Object-Centric Learning with Slot Attention
Francesco Locatello, Dirk Weissenborn, Thomas Unterthiner, Aravindh Mahendran, Georg Heigold, Jakob Uszkoreit, Alexey Dosovitskiy, Thomas Kipf
TL;DR
The paper tackles learning object-centric representations from raw perceptual input to enable compositional reasoning. It introduces the Slot Attention module, which maps CNN features to a permutation-invariant set of slots that iteratively compete to explain parts of the input. The authors demonstrate state-of-the-art efficiency and competitive accuracy in unsupervised object discovery compared to prior methods, and show strong results on supervised set-prediction tasks using a Hungarian matching scheme to align slots with objects. Importantly, slots learn to bind to individual objects without direct segmentation supervision, enabling generalization to more objects or unseen scene compositions.

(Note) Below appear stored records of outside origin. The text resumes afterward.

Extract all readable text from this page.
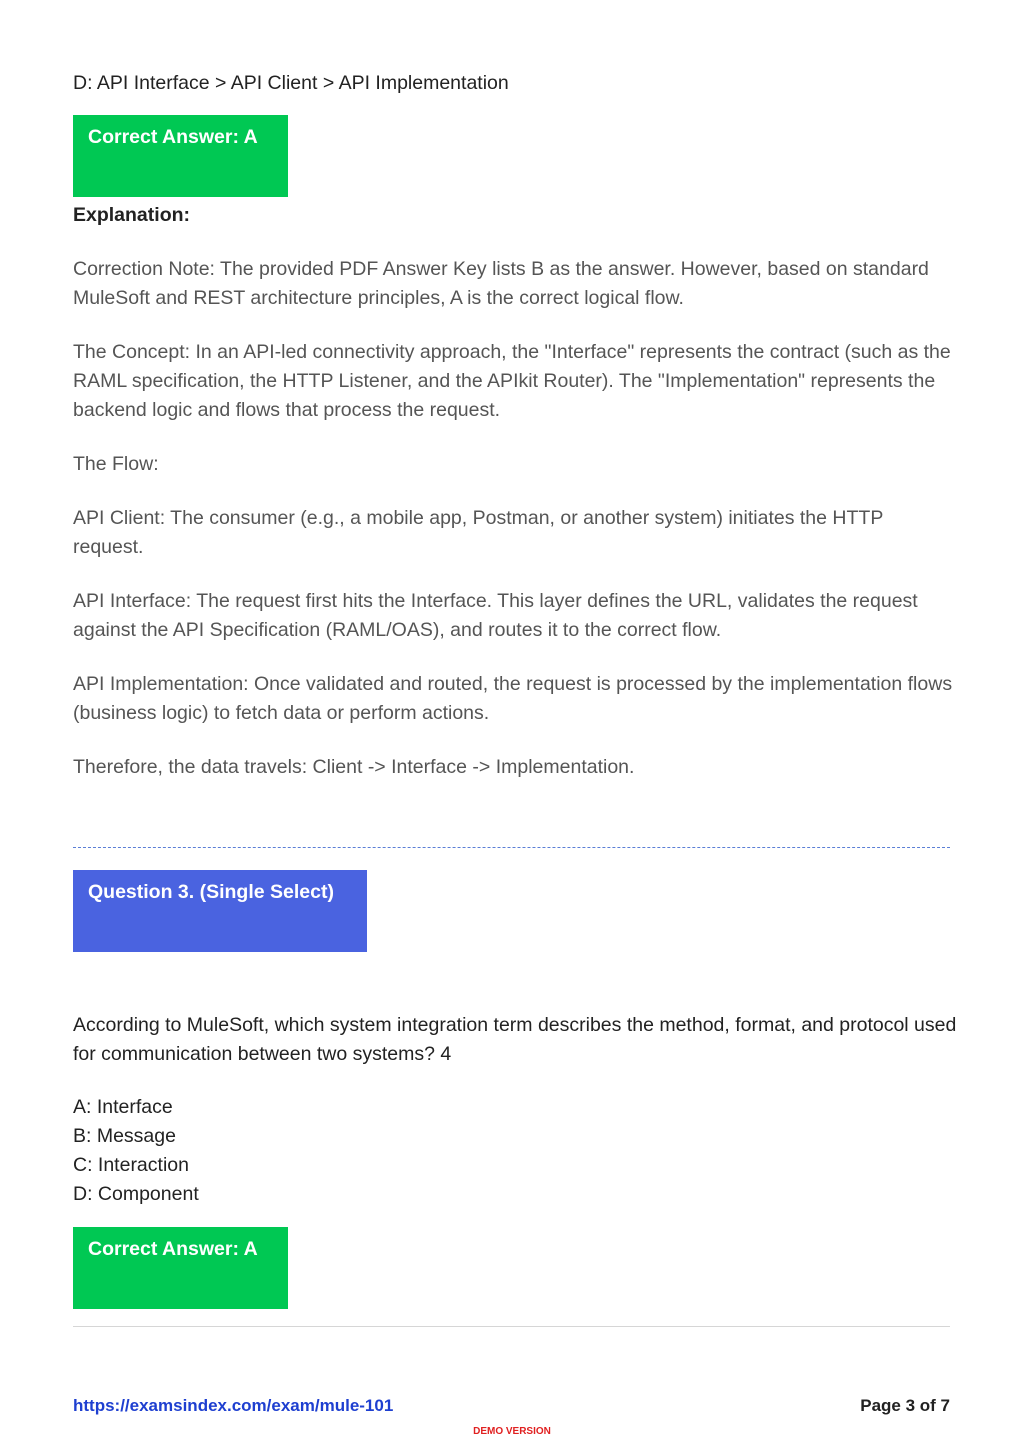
D: API Interface > API Client > API Implementation
Correct Answer: A
Explanation:
Correction Note: The provided PDF Answer Key lists B as the answer. However, based on standard MuleSoft and REST architecture principles, A is the correct logical flow.
The Concept: In an API-led connectivity approach, the "Interface" represents the contract (such as the RAML specification, the HTTP Listener, and the APIkit Router). The "Implementation" represents the backend logic and flows that process the request.
The Flow:
API Client: The consumer (e.g., a mobile app, Postman, or another system) initiates the HTTP request.
API Interface: The request first hits the Interface. This layer defines the URL, validates the request against the API Specification (RAML/OAS), and routes it to the correct flow.
API Implementation: Once validated and routed, the request is processed by the implementation flows (business logic) to fetch data or perform actions.
Therefore, the data travels: Client -> Interface -> Implementation.
Question 3. (Single Select)
According to MuleSoft, which system integration term describes the method, format, and protocol used for communication between two systems? 4
A: Interface
B: Message
C: Interaction
D: Component
Correct Answer: A
https://examsindex.com/exam/mule-101	Page 3 of 7
DEMO VERSION
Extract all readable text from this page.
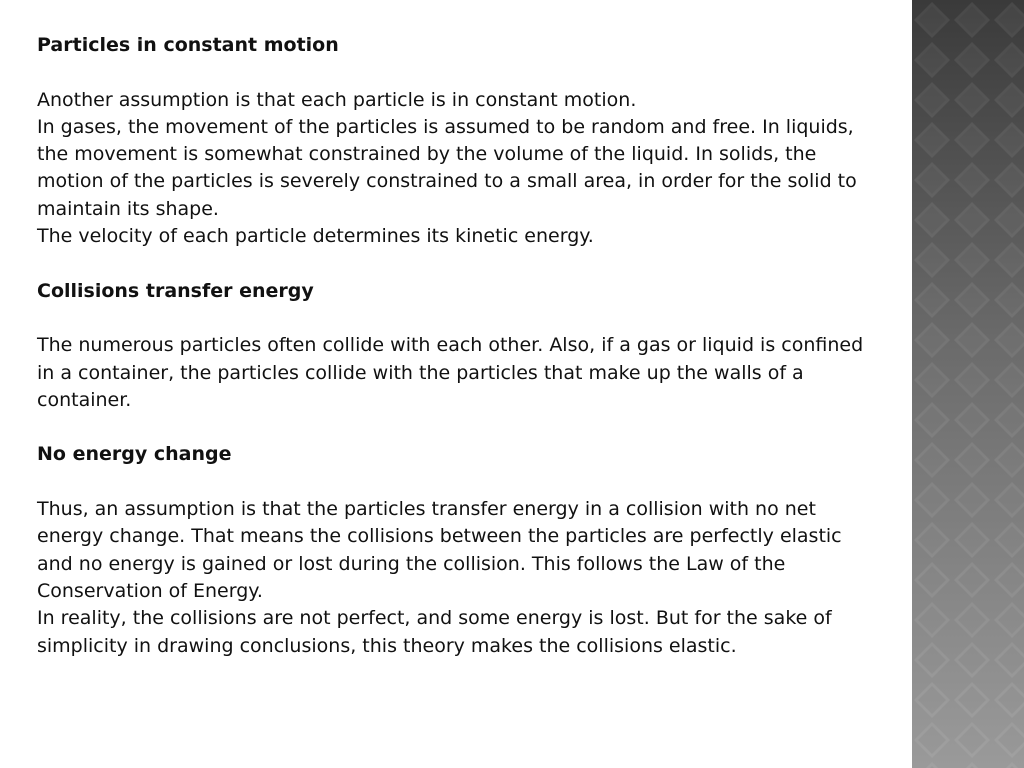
Particles in constant motion
Another assumption is that each particle is in constant motion.
In gases, the movement of the particles is assumed to be random and free. In liquids, the movement is somewhat constrained by the volume of the liquid. In solids, the motion of the particles is severely constrained to a small area, in order for the solid to maintain its shape.
The velocity of each particle determines its kinetic energy.
Collisions transfer energy
The numerous particles often collide with each other. Also, if a gas or liquid is confined in a container, the particles collide with the particles that make up the walls of a container.
No energy change
Thus, an assumption is that the particles transfer energy in a collision with no net energy change. That means the collisions between the particles are perfectly elastic and no energy is gained or lost during the collision. This follows the Law of the Conservation of Energy.
In reality, the collisions are not perfect, and some energy is lost. But for the sake of simplicity in drawing conclusions, this theory makes the collisions elastic.
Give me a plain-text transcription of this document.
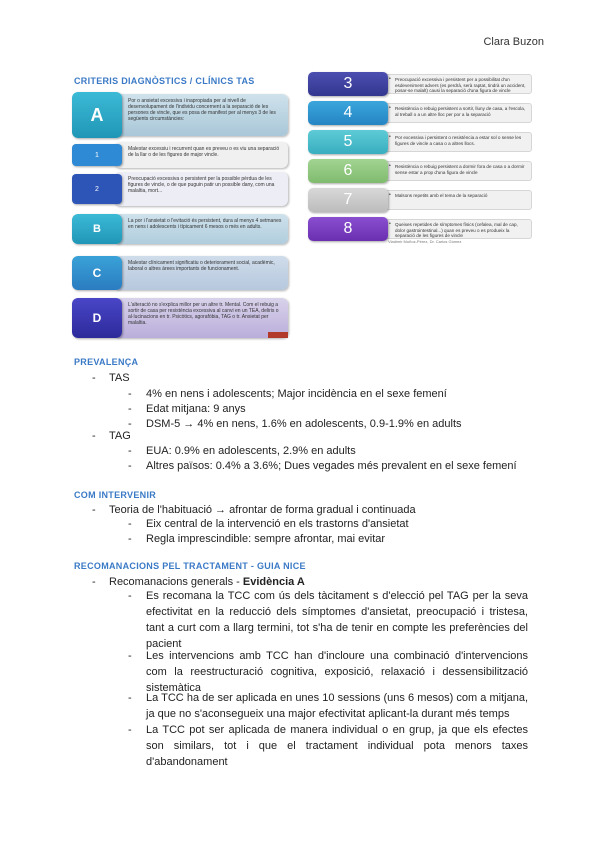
Clara Buzon
CRITERIS DIAGNÒSTICS / CLÍNICS TAS
• Por o ansietat excessiva i inapropiada per al nivell de desenvolupament de l'individu concernent a la separació de les persones de vincle, que es posa de manifest per al menys 3 de les següents circumstàncies:
A
• Malestar excessiu i recurrent quan es preveu o es viu una separació de la llar o de les figures de major vincle.
1
• Preocupació excessiva o persistent per la possible pèrdua de les figures de vincle, o de que puguin patir un possible dany, com una malaltia, mort...
2
• La por i l'ansietat o l'evitació és persistent, dura al menys 4 setmanes en nens i adolescents i típicament 6 mesos o més en adults.
B
• Malestar clínicament significatiu o deteriorament social, acadèmic, laboral o altres àrees importants de funcionament.
C
• L'alteració no s'explica millor per un altre tr. Mental. Com el rebuig a sortir de casa per resistència excessiva al canvi en un TEA, deliris o al·lucinacions en tr. Psicòtics, agorafòbia, TAG o tr. Ansietat per malaltia.
D
• Preocupació excessiva i persistent per a possibilitat d'un esdeveniment advers (es perdrà, serà raptat, tindrà un accident, posar-se malalt) causi la separació d'una figura de vincle
3
• Resistència o rebuig persistent a sortir, lluny de casa, a l'escola, al treball o a un altre lloc per por a la separació
4
• Por excessiva i persistent o resistència a estar sol o sense les figures de vincle a casa o a altres llocs.
5
• Resistència o rebuig persistent a dormir fora de casa o a dormir sense estar a prop d'una figura de vincle
6
• Malsons repetits amb el tema de la separació
7
• Queixes repetides de símptomes físics (cefalea, mal de cap, dolor gastrointestinal...) quan es preveu o es produeix la separació de les figures de vincle
8
Vladimir Muñoz-Pérez, Dr. Carlos Gómez
PREVALENÇA
- TAS
- 4% en nens i adolescents; Major incidència en el sexe femení
- Edat mitjana: 9 anys
- DSM-5 → 4% en nens, 1.6% en adolescents, 0.9-1.9% en adults
- TAG
- EUA: 0.9% en adolescents, 2.9% en adults
- Altres països: 0.4% a 3.6%; Dues vegades més prevalent en el sexe femení
COM INTERVENIR
- Teoria de l'habituació → afrontar de forma gradual i continuada
- Eix central de la intervenció en els trastorns d'ansietat
- Regla imprescindible: sempre afrontar, mai evitar
RECOMANACIONS PEL TRACTAMENT - GUIA NICE
- Recomanacions generals - Evidència A
- Es recomana la TCC com ús dels tàcitament s d'elecció pel TAG per la seva efectivitat en la reducció dels símptomes d'ansietat, preocupació i tristesa, tant a curt com a llarg termini, tot s'ha de tenir en compte les preferències del pacient
- Les intervencions amb TCC han d'incloure una combinació d'intervencions com la reestructuració cognitiva, exposició, relaxació i dessensibilització sistemàtica
- La TCC ha de ser aplicada en unes 10 sessions (uns 6 mesos) com a mitjana, ja que no s'aconsegueix una major efectivitat aplicant-la durant més temps
- La TCC pot ser aplicada de manera individual o en grup, ja que els efectes son similars, tot i que el tractament individual pota menors taxes d'abandonament
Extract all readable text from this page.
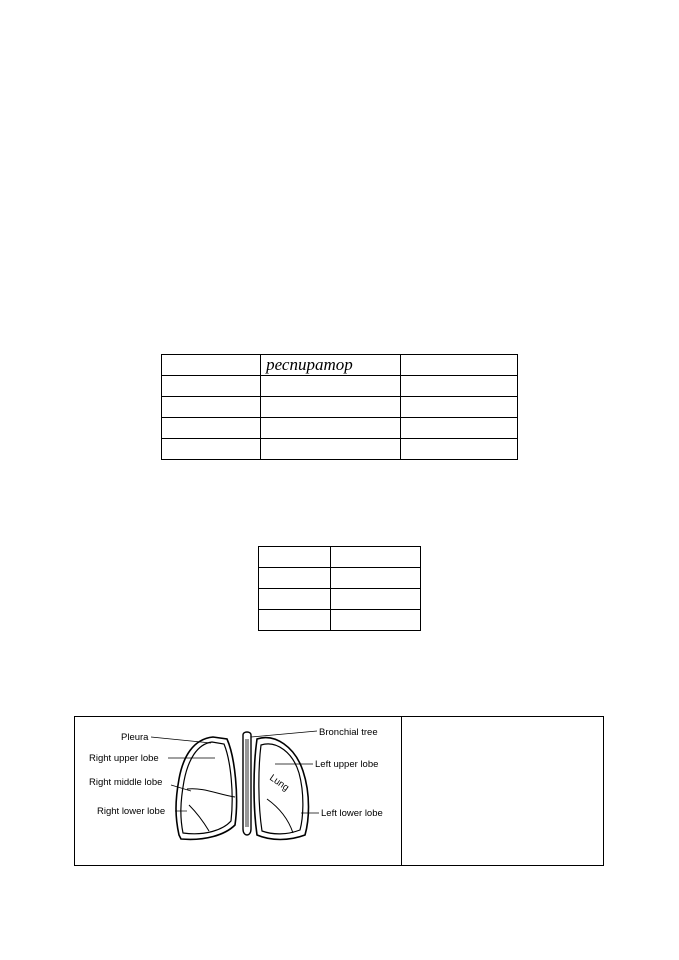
	респиратор	

Pleura
Right upper lobe
Right middle lobe
Right lower lobe
Bronchial tree
Left upper lobe
Lung
Left lower lobe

The approach holds promise for broader applications and extensions to video, other modalities, and diverse downstream tasks like visual reasoning and control.
Abstract
Learning object-centric representations of complex scenes is a promising step towards enabling efficient abstract reasoning from low-level perceptual features. Yet, most deep learning approaches learn distributed representations that do not capture the compositional properties of natural scenes. In this paper, we present the Slot Attention module, an architectural component that interfaces with perceptual representations such as the output of a convolutional neural network and produces a set of task-dependent abstract representations which we call slots. These slots are exchangeable and can bind to any object in the input by specializing through a competitive procedure over multiple rounds of attention. We empirically demonstrate that Slot Attention can extract object-centric representations that enable generalization to unseen compositions when trained on unsupervised object discovery and supervised property prediction tasks.